The first year only 18 carvers attended, according to Schram, the event's unofficial historian, and most of them were local. the next year word spread farther, and they gained another 10 or so carvers, and now 14 years later, 60 showed for Saturday's event.


One could find a vast array of carvings and techniques used among the thousands of carvings -- anything from animals to gnomes to Santa Claus to a half snowmobile-half fish tail carving. The carvings were made out of a long list of various woods and barks, and some were painted and others not. The selection was as vast as the carvers' imaginations.


Schram, one of the few carvers who has shown his work all 14 years, said the show is unique in the sense that it is a festival. The carvers are there to have fun, and they return year after year to see their colleagues as much as to do business. There is almost a convention atmosphere among the booths, with many carvers displaying their latest accomplishments -- many of which are not for sale -- and discussing wood carving secrets.


"People didn't use to part with their carving secrets, but that doesn't happen anymore. There are a lot of young carvers, and people help each other out," Schram said as he was selling a "blank" form of a bird to a customer. "Carving is one of the fastest growing hobbies in the nation, especially among women."


Schram, who has been carving for 22 years, said the secret of carving is to have a desire for the art. Somebody who is not interested will not have the patience to do much of the detailed work that is necessary.


"But once you're hooked ... you're hooked," he said.


Another aspect of the hobby, and one that attracts many carvers, is that a person can start for next to nothing -- $7 to $ 8 for a carving knife and a $1 to $2 for a blank, an outlined, blocked form of a carving.


However, those who set up booths at the shows are more serious, Schram said. For instance, he uses the money he makes from his carvings to buy some of the power tools he uses on his carvings.

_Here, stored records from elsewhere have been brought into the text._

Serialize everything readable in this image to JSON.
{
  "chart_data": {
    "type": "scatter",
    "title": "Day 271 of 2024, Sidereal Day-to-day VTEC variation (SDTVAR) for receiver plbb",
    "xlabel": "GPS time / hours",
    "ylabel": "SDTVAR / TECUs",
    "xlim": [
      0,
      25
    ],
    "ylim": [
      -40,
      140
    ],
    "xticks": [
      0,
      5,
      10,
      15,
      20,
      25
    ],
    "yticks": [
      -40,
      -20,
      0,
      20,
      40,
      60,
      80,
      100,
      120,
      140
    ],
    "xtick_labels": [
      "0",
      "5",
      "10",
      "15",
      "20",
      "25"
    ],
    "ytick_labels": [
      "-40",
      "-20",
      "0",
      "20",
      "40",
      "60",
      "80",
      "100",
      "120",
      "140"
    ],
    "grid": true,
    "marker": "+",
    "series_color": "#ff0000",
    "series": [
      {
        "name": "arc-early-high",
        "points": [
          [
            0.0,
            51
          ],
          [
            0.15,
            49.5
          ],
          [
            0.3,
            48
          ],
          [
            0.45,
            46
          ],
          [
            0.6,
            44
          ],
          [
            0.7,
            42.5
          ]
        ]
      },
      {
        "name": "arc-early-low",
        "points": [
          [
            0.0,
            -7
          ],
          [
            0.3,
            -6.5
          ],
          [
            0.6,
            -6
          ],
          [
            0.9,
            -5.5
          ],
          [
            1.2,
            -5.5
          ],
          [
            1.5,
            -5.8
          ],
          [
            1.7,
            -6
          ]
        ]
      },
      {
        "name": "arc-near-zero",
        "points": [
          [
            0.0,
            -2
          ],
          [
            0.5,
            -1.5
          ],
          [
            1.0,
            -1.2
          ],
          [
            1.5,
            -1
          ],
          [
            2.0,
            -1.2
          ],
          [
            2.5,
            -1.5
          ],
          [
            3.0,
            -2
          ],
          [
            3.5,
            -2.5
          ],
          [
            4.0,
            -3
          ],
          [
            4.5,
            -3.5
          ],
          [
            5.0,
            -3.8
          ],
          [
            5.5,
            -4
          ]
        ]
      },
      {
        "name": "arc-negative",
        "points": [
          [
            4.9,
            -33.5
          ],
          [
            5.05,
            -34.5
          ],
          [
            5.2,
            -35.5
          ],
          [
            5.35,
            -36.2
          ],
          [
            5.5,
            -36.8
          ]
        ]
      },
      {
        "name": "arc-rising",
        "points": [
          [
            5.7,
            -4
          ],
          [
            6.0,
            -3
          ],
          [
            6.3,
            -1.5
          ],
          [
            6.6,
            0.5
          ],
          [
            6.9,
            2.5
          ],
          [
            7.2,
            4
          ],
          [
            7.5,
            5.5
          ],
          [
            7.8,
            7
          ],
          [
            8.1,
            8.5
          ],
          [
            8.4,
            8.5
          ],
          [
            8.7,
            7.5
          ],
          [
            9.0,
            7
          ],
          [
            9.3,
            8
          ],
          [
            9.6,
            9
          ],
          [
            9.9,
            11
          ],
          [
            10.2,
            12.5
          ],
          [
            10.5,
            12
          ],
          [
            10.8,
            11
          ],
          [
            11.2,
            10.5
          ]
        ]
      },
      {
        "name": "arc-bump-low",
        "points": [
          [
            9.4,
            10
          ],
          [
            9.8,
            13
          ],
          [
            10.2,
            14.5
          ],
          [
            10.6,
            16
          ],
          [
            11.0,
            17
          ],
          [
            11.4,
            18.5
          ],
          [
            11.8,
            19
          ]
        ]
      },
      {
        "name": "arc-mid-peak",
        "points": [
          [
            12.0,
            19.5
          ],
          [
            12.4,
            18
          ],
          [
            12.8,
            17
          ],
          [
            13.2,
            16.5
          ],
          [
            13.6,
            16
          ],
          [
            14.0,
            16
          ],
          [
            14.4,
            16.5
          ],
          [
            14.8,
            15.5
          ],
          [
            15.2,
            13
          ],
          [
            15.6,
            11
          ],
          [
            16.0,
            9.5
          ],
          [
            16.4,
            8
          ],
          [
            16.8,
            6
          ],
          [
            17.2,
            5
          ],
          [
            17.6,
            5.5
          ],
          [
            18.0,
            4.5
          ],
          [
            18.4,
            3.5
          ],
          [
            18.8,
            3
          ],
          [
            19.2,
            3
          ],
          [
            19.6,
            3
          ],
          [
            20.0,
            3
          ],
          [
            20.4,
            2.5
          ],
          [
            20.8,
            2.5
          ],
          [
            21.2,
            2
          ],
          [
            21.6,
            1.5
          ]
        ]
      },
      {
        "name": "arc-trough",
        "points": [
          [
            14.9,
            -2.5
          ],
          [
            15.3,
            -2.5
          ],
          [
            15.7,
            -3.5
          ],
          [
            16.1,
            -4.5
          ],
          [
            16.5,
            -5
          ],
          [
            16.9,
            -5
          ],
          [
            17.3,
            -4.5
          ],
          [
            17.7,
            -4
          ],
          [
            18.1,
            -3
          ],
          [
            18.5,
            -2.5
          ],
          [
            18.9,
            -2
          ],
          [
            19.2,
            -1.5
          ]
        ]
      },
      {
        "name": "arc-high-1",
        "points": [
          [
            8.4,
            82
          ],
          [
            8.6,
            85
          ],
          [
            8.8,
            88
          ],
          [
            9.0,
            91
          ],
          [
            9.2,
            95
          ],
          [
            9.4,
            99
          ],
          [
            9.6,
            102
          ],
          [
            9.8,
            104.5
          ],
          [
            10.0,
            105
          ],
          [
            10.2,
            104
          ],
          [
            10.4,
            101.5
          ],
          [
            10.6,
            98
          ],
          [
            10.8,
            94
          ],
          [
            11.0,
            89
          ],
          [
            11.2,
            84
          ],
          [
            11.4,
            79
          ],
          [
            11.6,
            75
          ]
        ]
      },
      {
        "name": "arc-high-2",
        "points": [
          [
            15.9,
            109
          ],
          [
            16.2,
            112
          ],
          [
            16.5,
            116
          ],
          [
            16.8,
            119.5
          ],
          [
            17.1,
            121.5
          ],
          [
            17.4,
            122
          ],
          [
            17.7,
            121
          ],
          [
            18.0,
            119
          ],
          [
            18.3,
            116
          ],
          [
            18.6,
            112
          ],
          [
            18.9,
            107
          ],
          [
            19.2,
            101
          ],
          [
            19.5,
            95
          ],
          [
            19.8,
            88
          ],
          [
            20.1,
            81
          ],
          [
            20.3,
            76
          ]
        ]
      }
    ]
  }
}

Another carver, Gen Jansen of St. Cloud, took her hobby to that next step Schram describes. Twenty years ago, her husband gave her an inexpensive set of carving tools for Christmas, and eight years later, she quit her job as a high school biology teacher to earn a living carving.


Jansen said she has been attending carvers' events and juried art shows for about 12 years. She also sells some work at a co-op art store in St. Cloud and does commission pieces -- customized carvings ordered by people attending shows. She has written six books about carving, her latest on how to carve cottonwood bark, and teaches wood carving classes in St. Cloud.


"It started out as a hobby, and it got away from me. I don't ever want to enter another biology classroom again," she said. "I don't make as much money, but I'm a lot happier. And I'm going to live longer. It's my husband's fault; he unleased a monster."